Finn nearly spit. “It’s better when you call it fornicating, Dad.”
His father shrugged. “Call it whatever you want, so long as you understand what I’m trying to say.”
“I get it. I’ve been thinking the same for a while now. I don’t think Erin and I will ever see eye-to-eye. And, you know, I think I’m all right with that.”
“So why are you out here on your day off working in the rain?”
Because he ran out of things to keep him busy and it was taking everything he had not to go annoy Mallory. “I don’t know.”

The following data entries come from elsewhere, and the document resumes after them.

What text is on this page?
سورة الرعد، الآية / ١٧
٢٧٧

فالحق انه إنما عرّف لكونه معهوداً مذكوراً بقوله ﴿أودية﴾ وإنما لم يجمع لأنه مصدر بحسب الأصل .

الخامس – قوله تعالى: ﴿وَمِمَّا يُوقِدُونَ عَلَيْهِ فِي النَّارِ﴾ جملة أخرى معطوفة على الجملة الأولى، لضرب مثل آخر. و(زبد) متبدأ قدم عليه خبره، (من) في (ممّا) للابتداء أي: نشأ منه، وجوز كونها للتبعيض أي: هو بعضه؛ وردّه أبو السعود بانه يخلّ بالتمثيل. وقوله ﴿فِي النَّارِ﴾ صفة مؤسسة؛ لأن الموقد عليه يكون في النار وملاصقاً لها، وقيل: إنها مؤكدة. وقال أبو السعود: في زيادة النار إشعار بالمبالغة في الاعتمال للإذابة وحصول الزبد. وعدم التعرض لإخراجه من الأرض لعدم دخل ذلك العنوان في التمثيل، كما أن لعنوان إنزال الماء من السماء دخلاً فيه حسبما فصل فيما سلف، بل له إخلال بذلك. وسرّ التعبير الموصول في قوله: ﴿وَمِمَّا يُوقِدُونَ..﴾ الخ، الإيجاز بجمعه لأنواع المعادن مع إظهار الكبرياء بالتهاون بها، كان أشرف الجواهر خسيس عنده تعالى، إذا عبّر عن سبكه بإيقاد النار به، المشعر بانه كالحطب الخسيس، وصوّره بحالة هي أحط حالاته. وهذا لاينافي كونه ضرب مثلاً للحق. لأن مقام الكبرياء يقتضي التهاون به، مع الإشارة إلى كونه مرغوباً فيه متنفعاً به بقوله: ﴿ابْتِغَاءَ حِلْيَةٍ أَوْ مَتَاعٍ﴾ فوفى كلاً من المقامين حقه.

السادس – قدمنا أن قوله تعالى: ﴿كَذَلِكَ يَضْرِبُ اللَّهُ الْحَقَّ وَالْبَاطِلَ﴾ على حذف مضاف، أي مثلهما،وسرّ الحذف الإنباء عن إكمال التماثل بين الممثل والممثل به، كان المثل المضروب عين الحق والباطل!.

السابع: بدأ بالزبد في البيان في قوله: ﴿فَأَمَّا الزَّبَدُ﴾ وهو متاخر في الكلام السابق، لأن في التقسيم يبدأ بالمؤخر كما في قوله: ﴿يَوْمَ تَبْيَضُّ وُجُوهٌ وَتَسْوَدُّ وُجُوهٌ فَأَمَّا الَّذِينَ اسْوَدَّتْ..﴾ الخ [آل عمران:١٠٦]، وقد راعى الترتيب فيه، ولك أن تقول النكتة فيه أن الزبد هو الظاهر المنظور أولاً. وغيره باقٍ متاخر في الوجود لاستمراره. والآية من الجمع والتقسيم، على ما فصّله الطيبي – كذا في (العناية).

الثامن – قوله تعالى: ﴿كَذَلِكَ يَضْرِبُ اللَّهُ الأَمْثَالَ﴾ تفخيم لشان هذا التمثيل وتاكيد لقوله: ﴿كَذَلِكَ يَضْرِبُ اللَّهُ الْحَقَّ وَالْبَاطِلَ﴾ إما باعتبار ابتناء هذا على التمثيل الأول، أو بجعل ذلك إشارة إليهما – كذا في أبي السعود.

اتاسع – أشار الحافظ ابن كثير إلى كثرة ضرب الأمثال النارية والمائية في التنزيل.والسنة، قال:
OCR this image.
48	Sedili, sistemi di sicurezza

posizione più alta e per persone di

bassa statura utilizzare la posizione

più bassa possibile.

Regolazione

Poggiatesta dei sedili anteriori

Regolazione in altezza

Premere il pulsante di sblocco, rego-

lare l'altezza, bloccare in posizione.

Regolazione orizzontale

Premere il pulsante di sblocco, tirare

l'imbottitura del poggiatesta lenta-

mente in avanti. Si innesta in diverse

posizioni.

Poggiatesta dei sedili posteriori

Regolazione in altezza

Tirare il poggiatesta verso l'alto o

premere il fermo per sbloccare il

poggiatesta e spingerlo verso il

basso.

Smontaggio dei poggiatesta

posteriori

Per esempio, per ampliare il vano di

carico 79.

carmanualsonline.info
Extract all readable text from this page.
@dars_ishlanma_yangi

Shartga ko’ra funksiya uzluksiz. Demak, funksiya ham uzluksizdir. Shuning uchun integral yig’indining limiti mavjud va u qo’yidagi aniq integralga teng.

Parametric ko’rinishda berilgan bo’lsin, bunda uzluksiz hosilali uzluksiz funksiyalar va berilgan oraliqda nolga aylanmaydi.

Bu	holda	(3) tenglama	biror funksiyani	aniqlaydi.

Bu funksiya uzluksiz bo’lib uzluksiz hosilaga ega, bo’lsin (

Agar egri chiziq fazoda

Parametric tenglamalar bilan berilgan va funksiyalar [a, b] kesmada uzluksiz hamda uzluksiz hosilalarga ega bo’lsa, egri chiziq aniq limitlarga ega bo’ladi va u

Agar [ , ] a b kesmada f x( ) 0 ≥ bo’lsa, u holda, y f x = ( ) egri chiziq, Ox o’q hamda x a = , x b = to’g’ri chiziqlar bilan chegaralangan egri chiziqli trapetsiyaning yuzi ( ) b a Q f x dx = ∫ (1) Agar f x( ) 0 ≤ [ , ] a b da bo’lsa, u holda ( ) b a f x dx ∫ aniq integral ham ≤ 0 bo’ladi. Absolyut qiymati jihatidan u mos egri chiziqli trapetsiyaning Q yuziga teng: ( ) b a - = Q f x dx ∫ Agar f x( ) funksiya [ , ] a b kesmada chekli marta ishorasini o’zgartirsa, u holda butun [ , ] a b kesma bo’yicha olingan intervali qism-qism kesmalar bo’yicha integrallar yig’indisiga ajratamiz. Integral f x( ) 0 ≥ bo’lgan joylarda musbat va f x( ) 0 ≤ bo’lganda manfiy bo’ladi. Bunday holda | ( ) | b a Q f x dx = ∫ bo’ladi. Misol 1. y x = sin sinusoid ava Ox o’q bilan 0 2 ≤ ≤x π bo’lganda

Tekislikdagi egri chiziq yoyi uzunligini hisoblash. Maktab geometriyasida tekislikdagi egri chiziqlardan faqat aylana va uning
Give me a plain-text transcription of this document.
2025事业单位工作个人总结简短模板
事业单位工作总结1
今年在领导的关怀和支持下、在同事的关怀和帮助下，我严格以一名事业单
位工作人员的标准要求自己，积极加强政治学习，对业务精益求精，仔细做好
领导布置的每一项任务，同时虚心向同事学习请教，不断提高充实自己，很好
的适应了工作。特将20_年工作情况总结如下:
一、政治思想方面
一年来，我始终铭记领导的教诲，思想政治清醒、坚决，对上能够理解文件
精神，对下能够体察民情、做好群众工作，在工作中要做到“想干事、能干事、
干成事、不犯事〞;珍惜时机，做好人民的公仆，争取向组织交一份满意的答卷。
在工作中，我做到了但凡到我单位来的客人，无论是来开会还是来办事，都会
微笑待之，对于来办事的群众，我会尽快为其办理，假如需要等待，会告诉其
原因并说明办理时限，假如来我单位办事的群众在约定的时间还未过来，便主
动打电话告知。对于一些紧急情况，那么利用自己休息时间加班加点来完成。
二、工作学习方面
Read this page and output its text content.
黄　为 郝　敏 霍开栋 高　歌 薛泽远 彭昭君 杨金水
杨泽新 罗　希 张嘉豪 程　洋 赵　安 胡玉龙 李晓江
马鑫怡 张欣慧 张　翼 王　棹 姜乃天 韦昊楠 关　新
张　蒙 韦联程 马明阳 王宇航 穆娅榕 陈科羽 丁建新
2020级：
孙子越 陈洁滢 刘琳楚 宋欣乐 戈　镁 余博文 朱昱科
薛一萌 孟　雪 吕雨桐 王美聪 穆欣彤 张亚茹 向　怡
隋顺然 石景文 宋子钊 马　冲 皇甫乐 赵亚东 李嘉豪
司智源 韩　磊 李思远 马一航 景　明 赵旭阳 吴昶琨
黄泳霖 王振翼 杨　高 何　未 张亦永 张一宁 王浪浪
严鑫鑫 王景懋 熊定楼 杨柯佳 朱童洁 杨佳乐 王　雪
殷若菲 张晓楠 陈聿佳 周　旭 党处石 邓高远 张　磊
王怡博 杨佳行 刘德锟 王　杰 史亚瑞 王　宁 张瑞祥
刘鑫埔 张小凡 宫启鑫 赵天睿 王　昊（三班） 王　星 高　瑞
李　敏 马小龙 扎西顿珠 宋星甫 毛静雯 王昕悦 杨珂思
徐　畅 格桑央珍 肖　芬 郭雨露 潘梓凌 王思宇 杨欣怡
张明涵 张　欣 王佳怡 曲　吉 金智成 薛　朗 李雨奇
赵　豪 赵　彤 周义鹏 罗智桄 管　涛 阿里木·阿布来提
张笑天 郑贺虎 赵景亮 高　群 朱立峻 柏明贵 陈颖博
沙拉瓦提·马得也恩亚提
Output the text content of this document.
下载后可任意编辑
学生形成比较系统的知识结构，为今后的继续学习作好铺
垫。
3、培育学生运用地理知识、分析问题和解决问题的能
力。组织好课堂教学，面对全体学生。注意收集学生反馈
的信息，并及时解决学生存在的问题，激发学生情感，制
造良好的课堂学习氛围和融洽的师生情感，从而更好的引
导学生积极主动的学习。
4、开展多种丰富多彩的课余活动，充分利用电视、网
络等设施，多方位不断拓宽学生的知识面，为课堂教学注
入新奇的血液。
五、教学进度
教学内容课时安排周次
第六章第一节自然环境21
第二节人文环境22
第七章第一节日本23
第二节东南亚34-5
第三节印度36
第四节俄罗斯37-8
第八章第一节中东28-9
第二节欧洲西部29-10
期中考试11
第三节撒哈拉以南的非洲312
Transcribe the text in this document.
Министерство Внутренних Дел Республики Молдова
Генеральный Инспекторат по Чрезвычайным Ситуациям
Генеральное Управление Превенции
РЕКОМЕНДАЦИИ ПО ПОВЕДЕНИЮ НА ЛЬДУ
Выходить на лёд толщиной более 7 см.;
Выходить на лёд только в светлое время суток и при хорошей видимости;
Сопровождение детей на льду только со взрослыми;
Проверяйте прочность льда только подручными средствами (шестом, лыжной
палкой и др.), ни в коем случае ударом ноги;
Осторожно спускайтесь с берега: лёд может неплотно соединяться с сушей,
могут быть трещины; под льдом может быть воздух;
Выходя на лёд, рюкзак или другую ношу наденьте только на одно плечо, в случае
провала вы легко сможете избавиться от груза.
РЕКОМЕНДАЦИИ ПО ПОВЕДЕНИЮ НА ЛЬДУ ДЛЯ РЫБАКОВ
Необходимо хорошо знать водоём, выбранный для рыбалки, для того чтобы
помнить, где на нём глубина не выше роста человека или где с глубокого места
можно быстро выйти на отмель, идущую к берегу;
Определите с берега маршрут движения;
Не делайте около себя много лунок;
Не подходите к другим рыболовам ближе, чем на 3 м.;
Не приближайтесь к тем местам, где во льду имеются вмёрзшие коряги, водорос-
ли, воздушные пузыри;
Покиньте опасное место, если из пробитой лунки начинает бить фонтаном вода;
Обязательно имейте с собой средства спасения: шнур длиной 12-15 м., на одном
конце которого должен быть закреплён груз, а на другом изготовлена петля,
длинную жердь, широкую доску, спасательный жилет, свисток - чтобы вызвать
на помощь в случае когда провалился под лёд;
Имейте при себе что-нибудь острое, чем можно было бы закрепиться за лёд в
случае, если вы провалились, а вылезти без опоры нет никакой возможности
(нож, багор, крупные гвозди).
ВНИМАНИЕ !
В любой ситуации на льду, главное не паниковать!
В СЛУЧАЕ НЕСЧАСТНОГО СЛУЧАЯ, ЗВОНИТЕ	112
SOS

His father studied him for a long minute. “This have to do with that girl you brought to breakfast last week, the pretty, blue eyed one?”
He shifted uncomfortably. “Maybe.”
“That’s a yes. You like her?”
Heat rushed to the back of his neck. “It doesn’t matter.”
“Why’s that?”
“She doesn’t look at me that way.”
His father dug his boot into the ground, dislodging a bit of moss. “Not all girls are easy, Finnegan. The good ones take the most work. No one expects you to be married by a certain date and starting a brood of your own. Sometimes slow is better. Savor it. She’ll eventually come around.”
He nodded. No point in telling his father how he messed up and kissed her. What was done was done. She didn’t see him that way and he’d either have to suck it up and go back to pretending he saw her as just a friend or lose her completely, something he knew would kill him. “Thanks for the talk.”